= Jianfu Temple =

Notable Buddhist temple in Xi'an, China

South gate of Jianfu Temple

Jianfu Temple (薦福寺 (荐福寺, Jiànfú Sì)) is a Chinese Buddhist temple located at West Youyi Rd. outside the south gate of Xi'an, Shaanxi Province, China. It hosts the famous Small Wild Goose Pagoda.

==History==
Jianfu Temple was originally the residence of Emperor Zhongzong of the Tang dynasty before he became the emperor. It was converted to a temple on the 20th day of the 3rd lunar month in AD 684 (100 days after the death of Emperor Gaozong) in order to dedicate postmortem fortune to the deceased emperor. Thus it was named as "Xianfu Temple" (献福寺). In AD 690 during Wu Zetian's reign, it was renamed Jianfu Temple, and also bestowed an inscribed board handwritten by the emperor. The famous Small Wild Goose Pagoda was built in the Jinglong era (707-710) of the Tang dynasty. Initially, the pagoda courtyard resided outside the temple gate, rather than inside the temple, but it was still a part of Jianfu Temple. Under the wing of the Tang Empire, Jianfu Temple, together with Daci'en Temple, became prosperous. While in the Huichang era Buddhism was suppressed, Jianfu Temple was only allowed to keep 20 monks for daily maintenance, and it grievous days came. The temple suffered from the chaos of wars towards the end of the Tang dynasty, and was largely ruined. Only the Small Wild Goose Pagoda was preserved. According to historical records dating from the Yuanyou era of the Northern Song dynasty, Jianfu Temple had been moved into pagoda courtyard at that time, integrated with the Small Wild Goose Pagoda.

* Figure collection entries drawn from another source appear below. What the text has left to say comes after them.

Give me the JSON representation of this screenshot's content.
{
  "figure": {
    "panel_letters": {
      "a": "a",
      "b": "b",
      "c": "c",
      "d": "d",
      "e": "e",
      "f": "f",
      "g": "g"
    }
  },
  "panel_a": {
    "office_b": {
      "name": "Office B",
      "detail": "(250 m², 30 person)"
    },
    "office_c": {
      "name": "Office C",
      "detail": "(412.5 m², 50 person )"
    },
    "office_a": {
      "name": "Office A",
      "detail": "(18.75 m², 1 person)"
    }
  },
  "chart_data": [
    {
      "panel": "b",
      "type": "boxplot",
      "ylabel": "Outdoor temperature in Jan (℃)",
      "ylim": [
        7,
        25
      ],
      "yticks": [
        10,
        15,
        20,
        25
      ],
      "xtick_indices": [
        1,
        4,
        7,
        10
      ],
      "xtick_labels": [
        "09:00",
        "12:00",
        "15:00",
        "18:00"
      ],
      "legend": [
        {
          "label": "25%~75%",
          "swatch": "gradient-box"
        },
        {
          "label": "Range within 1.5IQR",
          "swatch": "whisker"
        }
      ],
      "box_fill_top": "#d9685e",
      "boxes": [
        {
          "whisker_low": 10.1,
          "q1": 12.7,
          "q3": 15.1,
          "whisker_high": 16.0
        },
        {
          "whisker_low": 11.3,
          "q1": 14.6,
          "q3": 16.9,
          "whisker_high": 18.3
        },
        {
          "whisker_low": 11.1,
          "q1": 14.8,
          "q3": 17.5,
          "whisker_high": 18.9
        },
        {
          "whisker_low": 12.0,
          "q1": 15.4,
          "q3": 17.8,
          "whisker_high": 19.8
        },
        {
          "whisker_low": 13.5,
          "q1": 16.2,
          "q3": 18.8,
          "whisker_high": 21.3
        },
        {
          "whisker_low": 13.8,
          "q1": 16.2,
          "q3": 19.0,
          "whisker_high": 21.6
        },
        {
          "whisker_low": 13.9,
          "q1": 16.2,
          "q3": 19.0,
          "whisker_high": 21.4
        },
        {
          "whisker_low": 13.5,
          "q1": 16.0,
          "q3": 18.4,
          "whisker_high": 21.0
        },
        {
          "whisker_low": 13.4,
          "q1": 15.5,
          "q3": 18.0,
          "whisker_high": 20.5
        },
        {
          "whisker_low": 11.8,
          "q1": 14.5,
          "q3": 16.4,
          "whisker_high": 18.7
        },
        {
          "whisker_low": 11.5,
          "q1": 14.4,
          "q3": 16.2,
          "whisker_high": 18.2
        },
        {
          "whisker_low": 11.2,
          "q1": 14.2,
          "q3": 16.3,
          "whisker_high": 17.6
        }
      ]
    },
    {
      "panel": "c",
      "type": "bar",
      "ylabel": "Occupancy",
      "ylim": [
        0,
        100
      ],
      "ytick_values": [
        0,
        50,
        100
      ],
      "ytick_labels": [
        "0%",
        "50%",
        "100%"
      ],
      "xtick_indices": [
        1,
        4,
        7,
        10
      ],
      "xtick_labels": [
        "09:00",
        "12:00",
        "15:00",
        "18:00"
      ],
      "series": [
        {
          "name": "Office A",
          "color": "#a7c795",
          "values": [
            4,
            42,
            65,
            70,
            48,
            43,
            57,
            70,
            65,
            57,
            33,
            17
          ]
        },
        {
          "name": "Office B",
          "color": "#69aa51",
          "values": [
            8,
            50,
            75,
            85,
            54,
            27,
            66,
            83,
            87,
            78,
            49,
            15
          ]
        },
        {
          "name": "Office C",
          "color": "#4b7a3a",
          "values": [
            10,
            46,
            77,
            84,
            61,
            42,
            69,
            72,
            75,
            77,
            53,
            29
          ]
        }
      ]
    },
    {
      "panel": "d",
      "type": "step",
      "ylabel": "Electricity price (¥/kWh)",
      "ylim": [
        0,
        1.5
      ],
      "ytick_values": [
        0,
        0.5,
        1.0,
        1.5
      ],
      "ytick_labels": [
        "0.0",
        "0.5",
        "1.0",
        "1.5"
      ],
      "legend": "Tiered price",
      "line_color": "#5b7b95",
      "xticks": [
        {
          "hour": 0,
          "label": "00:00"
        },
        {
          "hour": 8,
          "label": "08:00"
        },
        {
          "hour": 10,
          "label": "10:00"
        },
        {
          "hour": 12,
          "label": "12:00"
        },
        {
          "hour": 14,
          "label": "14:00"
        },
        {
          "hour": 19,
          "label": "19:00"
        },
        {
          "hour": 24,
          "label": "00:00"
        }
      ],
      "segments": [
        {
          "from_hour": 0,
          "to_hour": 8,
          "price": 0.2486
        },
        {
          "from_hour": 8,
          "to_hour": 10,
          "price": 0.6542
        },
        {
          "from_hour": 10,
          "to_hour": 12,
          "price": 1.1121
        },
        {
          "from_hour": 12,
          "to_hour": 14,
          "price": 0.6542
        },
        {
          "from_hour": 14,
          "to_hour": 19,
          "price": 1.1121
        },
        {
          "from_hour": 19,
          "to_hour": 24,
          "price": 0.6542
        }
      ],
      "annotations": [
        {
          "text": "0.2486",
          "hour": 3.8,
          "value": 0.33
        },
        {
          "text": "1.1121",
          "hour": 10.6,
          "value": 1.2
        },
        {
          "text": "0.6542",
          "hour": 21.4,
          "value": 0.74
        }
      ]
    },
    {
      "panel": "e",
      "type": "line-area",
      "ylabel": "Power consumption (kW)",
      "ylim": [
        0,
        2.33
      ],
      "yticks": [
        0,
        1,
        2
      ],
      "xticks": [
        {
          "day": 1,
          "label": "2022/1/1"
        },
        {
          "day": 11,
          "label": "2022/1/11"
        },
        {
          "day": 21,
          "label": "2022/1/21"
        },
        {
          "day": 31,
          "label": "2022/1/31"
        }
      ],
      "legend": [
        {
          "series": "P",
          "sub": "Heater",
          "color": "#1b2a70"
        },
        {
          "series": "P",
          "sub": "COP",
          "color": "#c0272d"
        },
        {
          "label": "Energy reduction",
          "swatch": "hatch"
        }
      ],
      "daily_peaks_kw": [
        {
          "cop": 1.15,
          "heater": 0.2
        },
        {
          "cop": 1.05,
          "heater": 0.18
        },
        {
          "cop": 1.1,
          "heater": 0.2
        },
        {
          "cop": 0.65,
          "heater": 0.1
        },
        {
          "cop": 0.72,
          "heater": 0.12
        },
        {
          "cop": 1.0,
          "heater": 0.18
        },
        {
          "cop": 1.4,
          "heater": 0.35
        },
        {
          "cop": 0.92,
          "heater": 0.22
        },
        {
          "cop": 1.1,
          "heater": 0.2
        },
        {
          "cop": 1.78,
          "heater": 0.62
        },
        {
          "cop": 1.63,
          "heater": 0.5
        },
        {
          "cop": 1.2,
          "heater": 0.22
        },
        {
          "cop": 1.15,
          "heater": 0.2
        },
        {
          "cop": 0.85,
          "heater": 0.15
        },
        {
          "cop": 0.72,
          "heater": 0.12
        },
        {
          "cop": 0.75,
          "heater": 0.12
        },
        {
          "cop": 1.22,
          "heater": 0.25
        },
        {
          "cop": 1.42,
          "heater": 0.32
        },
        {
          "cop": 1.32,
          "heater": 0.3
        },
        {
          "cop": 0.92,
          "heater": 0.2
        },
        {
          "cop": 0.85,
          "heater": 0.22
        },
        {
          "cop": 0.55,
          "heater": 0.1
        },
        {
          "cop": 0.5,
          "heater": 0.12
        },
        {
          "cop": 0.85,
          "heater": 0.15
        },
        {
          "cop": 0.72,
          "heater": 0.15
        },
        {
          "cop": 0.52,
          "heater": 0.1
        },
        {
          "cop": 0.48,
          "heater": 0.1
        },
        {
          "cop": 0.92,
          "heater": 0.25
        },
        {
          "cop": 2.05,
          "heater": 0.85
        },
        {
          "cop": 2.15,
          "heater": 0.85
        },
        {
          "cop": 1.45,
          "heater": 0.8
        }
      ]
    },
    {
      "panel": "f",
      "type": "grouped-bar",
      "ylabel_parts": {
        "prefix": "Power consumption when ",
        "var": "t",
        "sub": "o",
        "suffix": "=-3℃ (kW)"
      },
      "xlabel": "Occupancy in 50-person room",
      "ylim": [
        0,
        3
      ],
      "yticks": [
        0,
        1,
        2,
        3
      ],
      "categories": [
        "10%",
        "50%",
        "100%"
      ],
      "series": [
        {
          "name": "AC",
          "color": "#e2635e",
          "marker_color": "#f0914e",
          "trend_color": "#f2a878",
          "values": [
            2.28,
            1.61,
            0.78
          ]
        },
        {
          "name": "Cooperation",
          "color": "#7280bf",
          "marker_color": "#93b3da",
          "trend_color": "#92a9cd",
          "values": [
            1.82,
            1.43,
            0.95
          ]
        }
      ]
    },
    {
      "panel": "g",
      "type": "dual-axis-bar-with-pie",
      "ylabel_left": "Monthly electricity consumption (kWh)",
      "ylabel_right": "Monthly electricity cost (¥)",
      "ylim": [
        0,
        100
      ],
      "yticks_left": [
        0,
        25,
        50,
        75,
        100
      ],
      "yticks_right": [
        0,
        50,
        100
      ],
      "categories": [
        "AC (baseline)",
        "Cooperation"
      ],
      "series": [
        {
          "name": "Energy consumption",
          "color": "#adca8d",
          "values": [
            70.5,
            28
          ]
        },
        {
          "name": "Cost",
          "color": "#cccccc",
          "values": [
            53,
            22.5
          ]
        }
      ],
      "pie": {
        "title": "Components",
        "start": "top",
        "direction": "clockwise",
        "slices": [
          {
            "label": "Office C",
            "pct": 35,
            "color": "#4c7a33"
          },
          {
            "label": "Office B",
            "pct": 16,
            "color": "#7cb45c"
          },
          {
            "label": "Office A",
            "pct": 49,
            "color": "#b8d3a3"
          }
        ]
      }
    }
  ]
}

In the Ming dynasty, Jianfu Temple was reinvigorated. There were five times of large-scale renovations, largely preserving the original pattern. In 1426, a Tibetan monk, Shaosiji from Hongjue Temple of Xiningwei, Shaanxi Province, was awarded a certificate by the Ming government, and came to preside over Jianfu Temple. Seeing the dilapidated buildings in the temple, he swore to rebuild it. The reconstruction was completed in 1449, and Shaosiji appealed to government for its name. The current "Imperial Jianfu Temple" (敕赐荐福寺) was handwritten by the Zhengtong Emperor of the Ming dynasty.

Jianfu Temple was renovated many times in the Qing dynasty. The largest renovation occurred in the 31st year of the Kangxi era. In the late Qing dynasty, more buildings were erected, including the Cangjing Ge and Nanshan Gate.

==Historical relics==
- Stone Inscriptions:
- Ancient Bells: A bell is preserved in the Bell Pavilion. It was built in 1192 during the Jin dynasty (1115–1234) and weighed 8,000 kilograms. More than a thousand characters are engraved on its surface. During period of the Republican era, this bell was broken by the army residing in the temple, so that the scene "Morning Bell of Goose Pagoda" receded from view for many years. In 1993, the historical relics office of Small Wild Goose Pagoda in Xi'an directed the rescue work and welded the bell. A new bell was forged in 1998 for tourists to hit.
In addition, there is a small iron bell hanging on the iron scaffold beside the Bell Pavilion. It was built in 1494.
- Ancient Pagoda Trees: There are more than 10 pagoda trees inside the temple, with age of over a thousand years.